The table should always be laid with a certain degree of care. Dishes should not be huddled on, nor dirty table-linen allowed, because there is no company to criticise. This will be one of the surest tests of the refinement of a family.

The birthdays of the different members should be honored with good wishes; and gifts, however trifling, if affectionately given, help to keep up that kindly feeling which is the life of the social circle.

It is well to have a few feast-days in the course of the year. Life was not made entirely for labor; and an occasional holiday is a bright spot for children to look back to when they are no longer children. This is only a hint—we would not assert it to be "etiquette."
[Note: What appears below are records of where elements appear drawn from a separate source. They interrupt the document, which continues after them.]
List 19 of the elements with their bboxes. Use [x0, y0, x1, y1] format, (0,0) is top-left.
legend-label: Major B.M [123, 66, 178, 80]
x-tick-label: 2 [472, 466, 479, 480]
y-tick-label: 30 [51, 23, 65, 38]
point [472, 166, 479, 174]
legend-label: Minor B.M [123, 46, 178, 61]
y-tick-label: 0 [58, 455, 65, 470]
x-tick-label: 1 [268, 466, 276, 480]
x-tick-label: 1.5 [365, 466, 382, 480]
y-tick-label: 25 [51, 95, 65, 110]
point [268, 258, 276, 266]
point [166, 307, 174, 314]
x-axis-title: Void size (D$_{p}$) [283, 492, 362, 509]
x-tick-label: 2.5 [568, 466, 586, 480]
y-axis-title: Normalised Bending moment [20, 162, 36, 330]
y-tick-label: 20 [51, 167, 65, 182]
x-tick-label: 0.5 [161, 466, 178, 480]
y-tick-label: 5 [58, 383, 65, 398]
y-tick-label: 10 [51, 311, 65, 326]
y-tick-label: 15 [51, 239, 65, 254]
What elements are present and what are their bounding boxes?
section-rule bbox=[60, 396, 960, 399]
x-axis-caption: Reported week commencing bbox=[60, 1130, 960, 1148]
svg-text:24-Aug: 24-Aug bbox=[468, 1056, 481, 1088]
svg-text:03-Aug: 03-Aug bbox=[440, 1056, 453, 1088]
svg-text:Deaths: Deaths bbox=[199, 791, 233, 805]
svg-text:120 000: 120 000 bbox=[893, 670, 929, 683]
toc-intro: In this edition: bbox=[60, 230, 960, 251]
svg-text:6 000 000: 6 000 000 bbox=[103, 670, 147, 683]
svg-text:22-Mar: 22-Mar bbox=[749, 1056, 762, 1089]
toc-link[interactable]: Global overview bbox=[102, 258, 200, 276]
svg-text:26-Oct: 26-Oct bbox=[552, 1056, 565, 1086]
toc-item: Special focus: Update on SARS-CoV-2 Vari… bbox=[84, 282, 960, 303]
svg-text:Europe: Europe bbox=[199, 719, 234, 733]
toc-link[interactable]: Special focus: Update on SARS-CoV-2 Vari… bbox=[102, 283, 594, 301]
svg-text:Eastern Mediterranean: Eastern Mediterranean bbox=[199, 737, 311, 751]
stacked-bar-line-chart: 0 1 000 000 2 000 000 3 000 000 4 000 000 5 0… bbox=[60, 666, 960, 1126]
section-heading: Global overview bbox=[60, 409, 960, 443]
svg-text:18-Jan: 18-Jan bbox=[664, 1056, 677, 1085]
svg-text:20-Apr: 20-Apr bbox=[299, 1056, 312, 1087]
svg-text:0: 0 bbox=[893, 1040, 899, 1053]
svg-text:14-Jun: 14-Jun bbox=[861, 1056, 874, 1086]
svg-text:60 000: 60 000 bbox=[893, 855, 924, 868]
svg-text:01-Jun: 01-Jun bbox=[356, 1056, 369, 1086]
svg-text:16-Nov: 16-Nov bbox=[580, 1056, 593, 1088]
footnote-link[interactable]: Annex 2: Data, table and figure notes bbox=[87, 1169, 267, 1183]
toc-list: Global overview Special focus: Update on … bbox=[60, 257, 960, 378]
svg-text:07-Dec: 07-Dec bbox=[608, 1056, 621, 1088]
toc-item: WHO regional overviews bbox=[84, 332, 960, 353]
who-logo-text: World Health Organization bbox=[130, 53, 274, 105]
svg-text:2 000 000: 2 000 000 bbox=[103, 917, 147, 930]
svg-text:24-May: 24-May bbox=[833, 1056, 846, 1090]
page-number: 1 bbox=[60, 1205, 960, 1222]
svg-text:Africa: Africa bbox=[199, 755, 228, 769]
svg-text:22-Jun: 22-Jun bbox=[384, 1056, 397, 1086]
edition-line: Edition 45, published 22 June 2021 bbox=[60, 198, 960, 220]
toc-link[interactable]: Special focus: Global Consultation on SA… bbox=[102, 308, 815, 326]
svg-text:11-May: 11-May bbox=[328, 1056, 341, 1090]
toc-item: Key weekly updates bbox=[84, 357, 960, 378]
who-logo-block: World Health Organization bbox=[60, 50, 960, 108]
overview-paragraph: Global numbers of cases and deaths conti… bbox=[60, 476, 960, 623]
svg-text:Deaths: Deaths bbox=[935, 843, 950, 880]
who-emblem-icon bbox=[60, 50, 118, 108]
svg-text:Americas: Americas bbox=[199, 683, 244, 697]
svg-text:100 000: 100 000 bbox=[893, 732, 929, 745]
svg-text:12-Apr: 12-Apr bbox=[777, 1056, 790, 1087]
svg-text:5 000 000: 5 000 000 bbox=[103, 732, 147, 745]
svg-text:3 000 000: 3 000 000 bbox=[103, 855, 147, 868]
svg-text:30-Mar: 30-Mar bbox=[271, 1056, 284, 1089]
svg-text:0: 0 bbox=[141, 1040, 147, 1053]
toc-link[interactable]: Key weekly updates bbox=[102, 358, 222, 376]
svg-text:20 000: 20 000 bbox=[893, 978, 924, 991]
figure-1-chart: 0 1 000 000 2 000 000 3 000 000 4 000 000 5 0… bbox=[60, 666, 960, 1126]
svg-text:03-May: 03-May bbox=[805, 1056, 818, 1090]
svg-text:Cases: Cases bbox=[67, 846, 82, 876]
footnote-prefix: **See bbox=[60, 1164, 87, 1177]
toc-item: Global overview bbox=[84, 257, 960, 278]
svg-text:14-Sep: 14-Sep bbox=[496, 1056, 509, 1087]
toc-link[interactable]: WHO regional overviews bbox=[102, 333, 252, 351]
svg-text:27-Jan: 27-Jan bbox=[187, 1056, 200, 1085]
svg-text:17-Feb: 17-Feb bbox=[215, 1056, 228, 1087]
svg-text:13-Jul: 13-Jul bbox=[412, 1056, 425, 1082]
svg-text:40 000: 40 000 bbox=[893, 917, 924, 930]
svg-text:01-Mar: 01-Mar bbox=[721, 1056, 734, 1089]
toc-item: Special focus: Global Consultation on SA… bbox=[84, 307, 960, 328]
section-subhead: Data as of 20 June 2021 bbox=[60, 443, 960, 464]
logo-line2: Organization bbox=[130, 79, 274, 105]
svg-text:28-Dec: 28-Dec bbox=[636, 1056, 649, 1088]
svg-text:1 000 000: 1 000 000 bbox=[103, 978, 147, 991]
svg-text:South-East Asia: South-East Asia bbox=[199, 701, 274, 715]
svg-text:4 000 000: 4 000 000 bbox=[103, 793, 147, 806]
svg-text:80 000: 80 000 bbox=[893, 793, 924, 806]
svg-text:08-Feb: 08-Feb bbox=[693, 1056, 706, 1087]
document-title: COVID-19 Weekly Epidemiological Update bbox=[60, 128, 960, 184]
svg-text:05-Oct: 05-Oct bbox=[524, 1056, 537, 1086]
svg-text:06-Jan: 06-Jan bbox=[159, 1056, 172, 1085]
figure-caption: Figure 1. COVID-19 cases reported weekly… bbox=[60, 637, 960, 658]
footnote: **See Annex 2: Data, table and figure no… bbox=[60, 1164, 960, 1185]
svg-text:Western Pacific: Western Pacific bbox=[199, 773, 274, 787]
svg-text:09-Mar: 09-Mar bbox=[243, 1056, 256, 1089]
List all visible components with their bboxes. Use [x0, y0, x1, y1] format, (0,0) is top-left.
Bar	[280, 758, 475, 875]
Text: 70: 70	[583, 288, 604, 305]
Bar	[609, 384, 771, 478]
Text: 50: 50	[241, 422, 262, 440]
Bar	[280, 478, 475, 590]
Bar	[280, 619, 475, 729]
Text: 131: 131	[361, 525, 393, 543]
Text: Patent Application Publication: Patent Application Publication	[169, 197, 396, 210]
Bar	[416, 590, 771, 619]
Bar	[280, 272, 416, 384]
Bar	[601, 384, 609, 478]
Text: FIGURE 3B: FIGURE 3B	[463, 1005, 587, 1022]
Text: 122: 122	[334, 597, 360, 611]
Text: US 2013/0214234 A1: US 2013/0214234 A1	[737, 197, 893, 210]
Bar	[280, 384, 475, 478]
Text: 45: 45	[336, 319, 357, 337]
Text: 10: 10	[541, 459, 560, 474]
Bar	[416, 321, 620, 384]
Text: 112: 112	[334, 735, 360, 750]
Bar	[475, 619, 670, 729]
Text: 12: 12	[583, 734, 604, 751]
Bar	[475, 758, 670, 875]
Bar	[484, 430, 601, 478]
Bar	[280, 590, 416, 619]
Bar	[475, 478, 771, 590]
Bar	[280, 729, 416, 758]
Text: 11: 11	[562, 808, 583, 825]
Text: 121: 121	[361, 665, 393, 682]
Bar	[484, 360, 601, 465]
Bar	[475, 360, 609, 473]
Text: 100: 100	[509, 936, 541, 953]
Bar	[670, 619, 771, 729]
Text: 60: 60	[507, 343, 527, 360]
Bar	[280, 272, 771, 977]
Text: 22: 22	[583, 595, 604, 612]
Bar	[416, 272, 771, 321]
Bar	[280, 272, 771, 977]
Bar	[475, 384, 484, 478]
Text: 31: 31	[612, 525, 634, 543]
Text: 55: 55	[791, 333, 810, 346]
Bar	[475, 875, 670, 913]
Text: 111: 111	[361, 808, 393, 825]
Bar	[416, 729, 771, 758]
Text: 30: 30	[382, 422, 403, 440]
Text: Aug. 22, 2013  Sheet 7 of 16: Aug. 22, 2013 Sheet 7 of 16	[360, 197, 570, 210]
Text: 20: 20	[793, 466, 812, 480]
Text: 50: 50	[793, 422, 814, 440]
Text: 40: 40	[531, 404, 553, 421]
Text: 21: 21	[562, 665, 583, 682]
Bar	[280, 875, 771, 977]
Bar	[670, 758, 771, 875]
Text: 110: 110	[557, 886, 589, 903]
While children should honor their parents, parents should never seek to humiliate or degrade their children. It is bad policy to assert to a child, "You were always bad," "There is no good in you," "You are a liar," or, "You have disgraced yourself beyond forgiveness." Teach your children to respect your moderation, if you wish them to govern their passions. Teach them to respect themselves, if you wish them to possess any manliness or sense of honor.

Never scold. Administer reproof in a calm manner; it will be much more effective, while it will not fail to preserve the respect of your servants and children much more successfully and satisfactorily than the harsher course.

If visitors call when it is impossible or very inconvenient for you to see them, do not be afraid to send word that you are engaged. They have no right to be offended. Better far to tell the truth than to send the false and silly message, that you are "not at home."


CARDS OF INVITATION, WEDDING CARDS, ETC.

In inviting persons to an evening party, the form is: "Mrs. E. would be pleased to see Mr. and Mrs. D. at her house, on Thursday evening;" or, "Mrs. E.'s compliments to Mr. and Mrs. D., for Thursday evening;" or, "Mrs. E. at home on Thursday evening;" addressing the envelope to Mr. and Mrs. D.

If to a dinner-party, the form is much the same, only the hour is added, thus: "Mrs. E. at home Thursday evening. Dinner at six o'clock." In case the hour is named, the guest commits a great discourtesy in not being on hand at that hour precisely.